After 23 years as a journalist, including at the ABC, SBS, Channel 10 and Channel Seven, Helen resigned at the peak of her career to go into debt and make a documentary, A Life of Its Own: The Truth About Medical Marijuana.
Helen hoped the documentary would change the law and improve the lives of people like her mother, who died of cancer at the age of 56. It was made just before she took over as head of the VMC in 2015, and she’s barely had a moment’s rest since.
"I'm there 24/7 for communities," she says. "Even at midnight recently, I was responding to the Somali community about some concerns they had. Our Muslim and African communities are suffering the effects of identity politics and racism. Fear and the divisive discourse is making them feel unsafe."
The challenges Helen faced in heading a commission that gives voice to some of Victoria’s most vulnerable people led her to enrol in the General Management Program at Melbourne Business School last year.
"The main attraction was the leadership development and understanding the functions of leadership," she says.
"The program came at a critical junction for me – understanding how I could apply governance principles to a statutory authority that operates within a government structure. I learnt a lot about patience, fortitude and clarity from the program."

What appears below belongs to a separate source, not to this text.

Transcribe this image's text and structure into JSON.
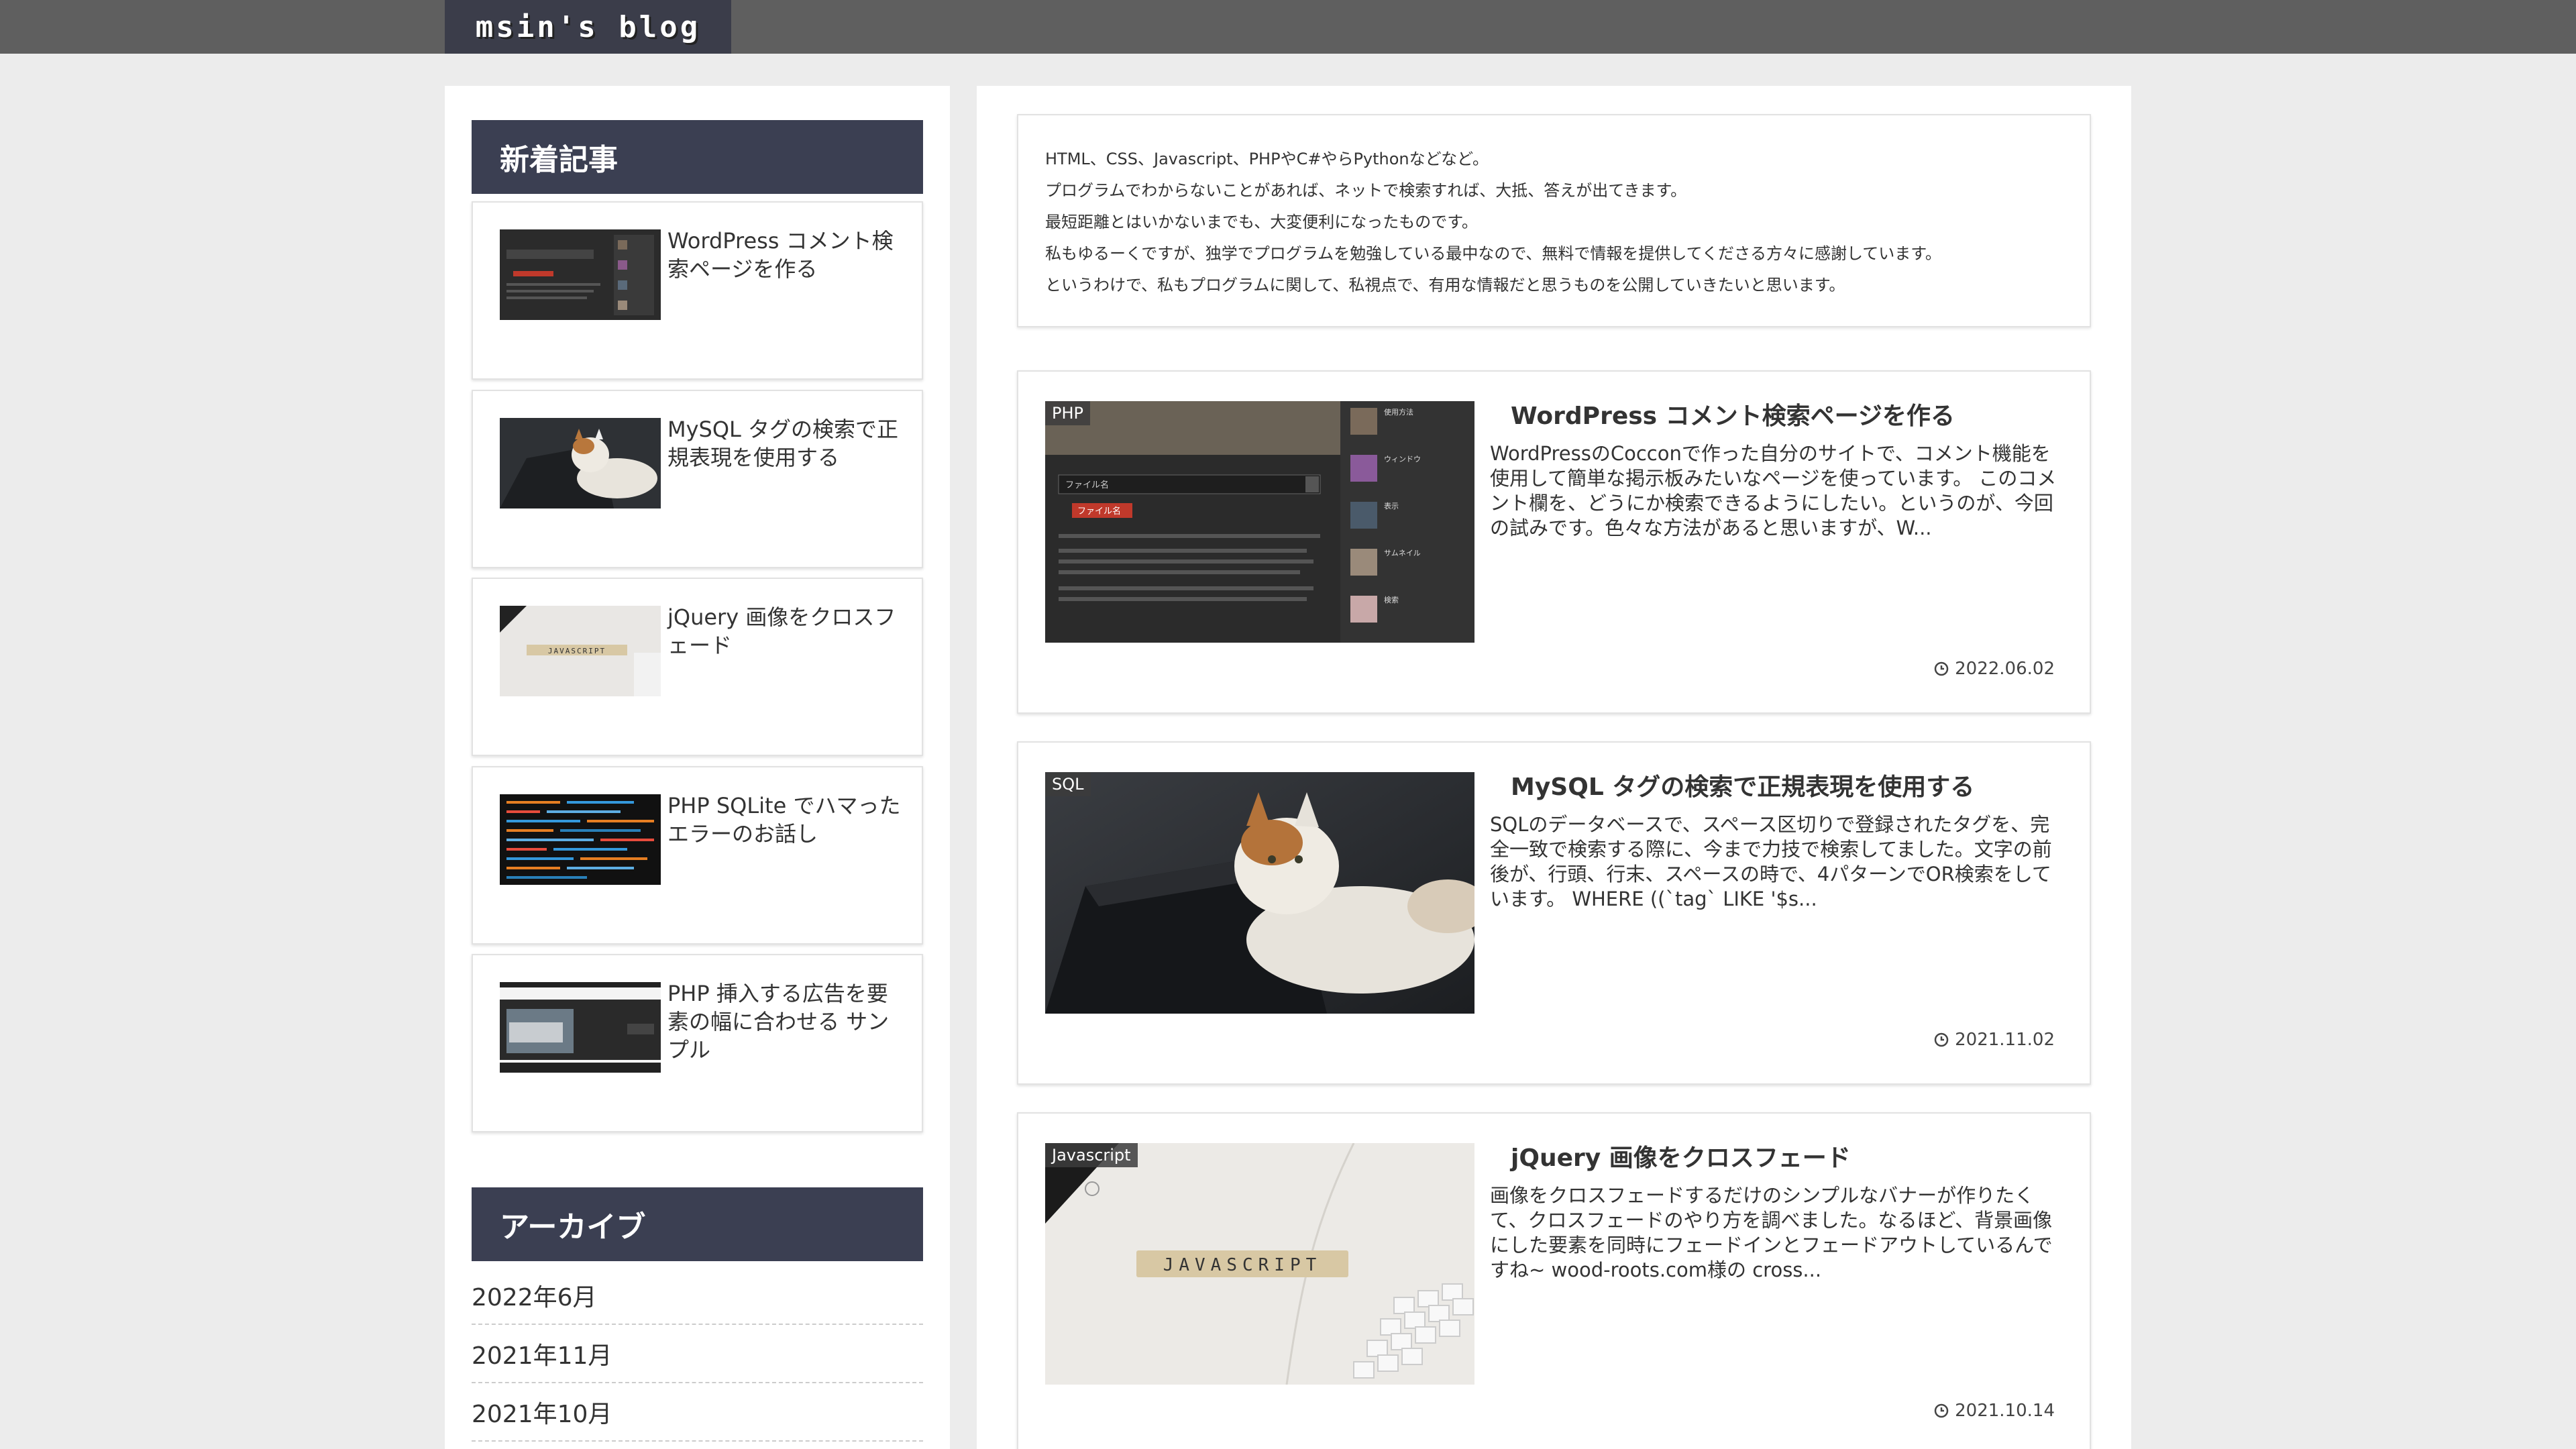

The VMC is an independent body encompassing a chairperson and 11 part-time commissioners, established by the state government in 1983 but restructured soon after Helen took over. The restructure moved staff of the Commission into the public sector, raising concerns about its autonomy.
"For me, as a leader in this organisation, I can set the tone for the board and Commission. But we're ensconced with a department. It’s very complicated position being independent and working alongside a department while keeping our own strategic priorities intact."
While already among the most culturally aware leaders in Victoria, Helen says the General Management Program improved her understanding of the importance of organisational culture.
"That really struck me because it underpinned a lot of what can occur in a setting like the VMC. The bigger picture can often be governed by factors not within our control, but as individuals and leaders, we have a responsibility to curate our own culture."
Helen says she now has a valuable support network of people she met through Melbourne Business School – which came in useful on a trip to the US, where she met Arianna Huffington at our Dean’s Leaders Forum in New York, spoke about multiculturalism in Silicon Valley and sold her documentary to Netflix.
"Honestly, that trip was life-changing. I started to see my place in the bigger world, not in an egoic way, but just understanding there is always a place for us when we have the right intentions and are undertaking important work – whatever that might be."
As the daughter of migrants, Helen is particularly proud of her newfound confidence to lead Victoria’s premier multicultural organisation.
"It’s really humbling to be able to live the next chapter of that migrant story and help others. My father used to say that everyone is equal, so, I've been proud to serve the community in a way that hasn’t created division and has provided access and had genuine exchanges with people."